Common thyme (T. vulgaris) is the type of thyme most frequently used for cooking. Most thymes are very fragrant, with aromas reminiscent of coconut, orange, balsam, oregano, lime, or nutmeg. Golden lemon thyme (T. * citriodorus ‘Aureus’) has yellow-edged leaves and a strong lemon odor. Zones 4 or 5–9, depending on the species and cultivar.

How to grow
Thymes need full sun and a dry, gritty soil. Buy named cultivars as plants, or plant thyme seed outdoors in a prepared bed in fall or spring, or start your seeds in flats indoors. Bush thymes (except for variegated cultivars) often seed themselves freely, so there should be no shortage of new plants if the old ones don’t come through a hard winter. To propagate cultivars, separate rooted pieces or take cuttings. In the North, protect plants from winter damage with a covering of evergreen boughs.

Harvesting
When plants are beginning to flower, cut off the top half and hang to dry in a shady place or dry on trays in a food dehydrator.
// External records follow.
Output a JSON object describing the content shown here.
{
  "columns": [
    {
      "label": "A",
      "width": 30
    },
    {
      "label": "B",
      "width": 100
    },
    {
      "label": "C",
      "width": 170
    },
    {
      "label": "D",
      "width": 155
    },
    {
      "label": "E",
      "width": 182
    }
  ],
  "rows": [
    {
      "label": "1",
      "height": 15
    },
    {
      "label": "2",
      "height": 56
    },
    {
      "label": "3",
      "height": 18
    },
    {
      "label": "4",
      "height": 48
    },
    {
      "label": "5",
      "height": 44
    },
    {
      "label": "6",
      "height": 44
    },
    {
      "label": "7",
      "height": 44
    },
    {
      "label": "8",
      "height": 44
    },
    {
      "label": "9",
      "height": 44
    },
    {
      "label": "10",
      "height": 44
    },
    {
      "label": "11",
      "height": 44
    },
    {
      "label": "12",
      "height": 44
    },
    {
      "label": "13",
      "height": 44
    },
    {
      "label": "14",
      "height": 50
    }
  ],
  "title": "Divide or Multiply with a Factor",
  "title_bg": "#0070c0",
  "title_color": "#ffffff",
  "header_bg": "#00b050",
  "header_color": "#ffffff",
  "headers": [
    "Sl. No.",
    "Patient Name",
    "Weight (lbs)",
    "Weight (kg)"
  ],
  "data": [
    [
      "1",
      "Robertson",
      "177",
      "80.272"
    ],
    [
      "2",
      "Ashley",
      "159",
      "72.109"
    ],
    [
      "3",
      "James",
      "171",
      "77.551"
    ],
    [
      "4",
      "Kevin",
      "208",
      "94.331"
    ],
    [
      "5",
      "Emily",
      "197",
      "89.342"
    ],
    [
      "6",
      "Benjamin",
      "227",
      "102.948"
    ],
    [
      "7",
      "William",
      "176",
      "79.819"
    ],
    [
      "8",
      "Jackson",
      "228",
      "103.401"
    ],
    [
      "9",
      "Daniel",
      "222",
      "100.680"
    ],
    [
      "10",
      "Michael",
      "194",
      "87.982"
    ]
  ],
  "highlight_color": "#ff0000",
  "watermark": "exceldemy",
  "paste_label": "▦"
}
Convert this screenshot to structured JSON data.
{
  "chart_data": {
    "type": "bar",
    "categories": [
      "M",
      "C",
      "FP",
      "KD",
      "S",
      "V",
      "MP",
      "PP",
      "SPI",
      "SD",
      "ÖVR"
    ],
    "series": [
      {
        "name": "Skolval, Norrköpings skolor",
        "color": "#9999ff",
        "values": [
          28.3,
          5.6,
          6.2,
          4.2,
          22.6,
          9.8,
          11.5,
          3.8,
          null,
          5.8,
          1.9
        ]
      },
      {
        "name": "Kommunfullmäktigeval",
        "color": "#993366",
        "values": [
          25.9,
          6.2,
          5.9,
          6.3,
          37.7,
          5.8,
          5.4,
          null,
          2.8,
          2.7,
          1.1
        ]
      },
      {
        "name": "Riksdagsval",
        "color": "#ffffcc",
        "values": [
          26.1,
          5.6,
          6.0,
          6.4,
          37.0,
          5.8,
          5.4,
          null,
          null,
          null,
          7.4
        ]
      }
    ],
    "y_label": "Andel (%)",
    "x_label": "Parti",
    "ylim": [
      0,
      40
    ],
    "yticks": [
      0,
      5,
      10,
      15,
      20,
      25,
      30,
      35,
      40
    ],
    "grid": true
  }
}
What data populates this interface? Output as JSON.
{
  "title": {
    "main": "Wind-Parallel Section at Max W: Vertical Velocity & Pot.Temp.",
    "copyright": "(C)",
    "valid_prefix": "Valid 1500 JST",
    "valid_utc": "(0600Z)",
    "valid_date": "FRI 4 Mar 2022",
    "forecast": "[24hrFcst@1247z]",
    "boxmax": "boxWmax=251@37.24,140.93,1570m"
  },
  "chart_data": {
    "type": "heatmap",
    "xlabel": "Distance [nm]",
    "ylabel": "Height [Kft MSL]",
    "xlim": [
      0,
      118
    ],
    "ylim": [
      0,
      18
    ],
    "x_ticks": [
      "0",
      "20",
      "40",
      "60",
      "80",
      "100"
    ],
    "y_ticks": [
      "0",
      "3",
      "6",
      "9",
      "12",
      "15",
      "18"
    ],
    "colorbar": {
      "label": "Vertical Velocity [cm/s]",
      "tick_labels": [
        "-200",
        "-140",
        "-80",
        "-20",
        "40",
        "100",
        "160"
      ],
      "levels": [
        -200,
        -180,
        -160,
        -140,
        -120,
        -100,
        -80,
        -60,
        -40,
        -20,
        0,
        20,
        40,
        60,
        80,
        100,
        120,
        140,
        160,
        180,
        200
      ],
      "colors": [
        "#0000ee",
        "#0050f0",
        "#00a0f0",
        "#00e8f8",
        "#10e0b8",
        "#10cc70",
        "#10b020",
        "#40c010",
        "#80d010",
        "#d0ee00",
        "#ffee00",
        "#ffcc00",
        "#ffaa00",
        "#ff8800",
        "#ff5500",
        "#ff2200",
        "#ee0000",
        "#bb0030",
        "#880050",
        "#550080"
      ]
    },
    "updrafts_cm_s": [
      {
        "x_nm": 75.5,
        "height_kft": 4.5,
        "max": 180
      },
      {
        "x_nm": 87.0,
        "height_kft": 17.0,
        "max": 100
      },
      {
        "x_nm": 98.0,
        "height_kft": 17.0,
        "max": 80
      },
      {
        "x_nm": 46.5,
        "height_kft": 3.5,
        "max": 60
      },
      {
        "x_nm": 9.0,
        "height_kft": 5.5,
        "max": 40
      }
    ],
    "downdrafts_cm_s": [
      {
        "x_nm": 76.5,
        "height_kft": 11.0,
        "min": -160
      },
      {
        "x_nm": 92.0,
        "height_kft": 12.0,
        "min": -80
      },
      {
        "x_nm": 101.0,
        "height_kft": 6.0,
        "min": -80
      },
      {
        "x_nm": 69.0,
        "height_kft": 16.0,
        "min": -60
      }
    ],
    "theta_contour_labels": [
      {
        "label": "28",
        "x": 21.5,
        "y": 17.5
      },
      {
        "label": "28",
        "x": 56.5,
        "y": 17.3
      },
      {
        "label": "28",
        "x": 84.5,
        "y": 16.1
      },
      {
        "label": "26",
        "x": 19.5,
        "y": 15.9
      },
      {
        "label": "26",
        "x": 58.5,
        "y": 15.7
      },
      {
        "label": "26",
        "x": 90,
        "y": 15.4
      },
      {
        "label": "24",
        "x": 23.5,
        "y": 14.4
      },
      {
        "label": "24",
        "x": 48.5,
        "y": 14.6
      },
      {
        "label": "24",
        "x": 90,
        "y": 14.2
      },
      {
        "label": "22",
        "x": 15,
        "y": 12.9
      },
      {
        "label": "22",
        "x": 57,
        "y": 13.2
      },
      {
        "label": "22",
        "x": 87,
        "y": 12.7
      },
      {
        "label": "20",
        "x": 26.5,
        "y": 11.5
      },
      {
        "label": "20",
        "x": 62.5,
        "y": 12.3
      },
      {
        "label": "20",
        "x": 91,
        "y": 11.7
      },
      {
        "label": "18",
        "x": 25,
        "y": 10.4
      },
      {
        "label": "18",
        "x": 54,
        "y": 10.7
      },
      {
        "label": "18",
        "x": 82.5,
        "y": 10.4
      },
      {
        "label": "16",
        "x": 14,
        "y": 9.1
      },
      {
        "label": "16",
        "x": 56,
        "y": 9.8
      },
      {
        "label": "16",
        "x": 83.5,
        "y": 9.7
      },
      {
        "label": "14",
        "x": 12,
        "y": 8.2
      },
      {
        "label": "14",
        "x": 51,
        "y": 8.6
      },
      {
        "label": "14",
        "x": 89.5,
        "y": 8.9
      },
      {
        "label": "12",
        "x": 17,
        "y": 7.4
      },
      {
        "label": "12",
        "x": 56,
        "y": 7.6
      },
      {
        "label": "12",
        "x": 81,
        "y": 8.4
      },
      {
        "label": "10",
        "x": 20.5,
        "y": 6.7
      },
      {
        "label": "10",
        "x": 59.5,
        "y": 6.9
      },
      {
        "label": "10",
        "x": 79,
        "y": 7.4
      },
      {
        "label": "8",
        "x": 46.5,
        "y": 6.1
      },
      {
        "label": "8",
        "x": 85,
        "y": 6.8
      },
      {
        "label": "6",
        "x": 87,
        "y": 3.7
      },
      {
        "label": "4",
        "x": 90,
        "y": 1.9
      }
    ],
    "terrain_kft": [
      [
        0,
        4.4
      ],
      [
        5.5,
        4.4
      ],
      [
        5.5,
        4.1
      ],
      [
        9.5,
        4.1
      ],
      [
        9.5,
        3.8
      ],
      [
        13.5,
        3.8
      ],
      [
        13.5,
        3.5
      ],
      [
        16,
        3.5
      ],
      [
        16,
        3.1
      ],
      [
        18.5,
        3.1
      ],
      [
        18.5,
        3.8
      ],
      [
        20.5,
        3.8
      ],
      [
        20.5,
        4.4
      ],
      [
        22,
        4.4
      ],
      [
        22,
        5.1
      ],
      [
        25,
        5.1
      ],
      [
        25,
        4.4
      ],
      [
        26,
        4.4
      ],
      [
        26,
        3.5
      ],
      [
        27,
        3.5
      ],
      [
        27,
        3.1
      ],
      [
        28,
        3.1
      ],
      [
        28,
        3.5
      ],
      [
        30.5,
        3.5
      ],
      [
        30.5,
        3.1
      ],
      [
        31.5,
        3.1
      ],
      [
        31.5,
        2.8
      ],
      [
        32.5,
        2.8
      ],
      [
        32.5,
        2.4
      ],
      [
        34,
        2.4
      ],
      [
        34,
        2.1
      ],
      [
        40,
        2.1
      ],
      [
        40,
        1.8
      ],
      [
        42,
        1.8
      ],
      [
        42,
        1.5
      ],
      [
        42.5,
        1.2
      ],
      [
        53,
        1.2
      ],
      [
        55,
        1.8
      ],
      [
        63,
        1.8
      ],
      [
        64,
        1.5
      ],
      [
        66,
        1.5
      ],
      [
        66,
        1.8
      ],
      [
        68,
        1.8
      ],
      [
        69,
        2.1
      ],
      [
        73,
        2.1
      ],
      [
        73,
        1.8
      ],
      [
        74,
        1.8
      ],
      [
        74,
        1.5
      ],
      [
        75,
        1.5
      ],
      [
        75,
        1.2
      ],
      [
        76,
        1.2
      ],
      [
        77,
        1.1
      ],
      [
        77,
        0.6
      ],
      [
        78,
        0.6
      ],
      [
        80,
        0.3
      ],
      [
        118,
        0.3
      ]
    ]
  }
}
Once the leaves are thoroughly dry, strip them from the stems and store in a dark place until ready to use. You may harvest pieces from thyme plants all summer, but don’t cut them back severely in fall.

Uses
One of the essential oils in thyme is thymol, still used by pharmacists, especially in cough remedies. Thyme is antiseptic, as well as an aid to digestion. In the kitchen, thyme is a wonderful addition to pasta and pizza sauces, salad dressings, stews, stuffings, meat loaf, and soups, and is especially good with poultry, fish, and eggs.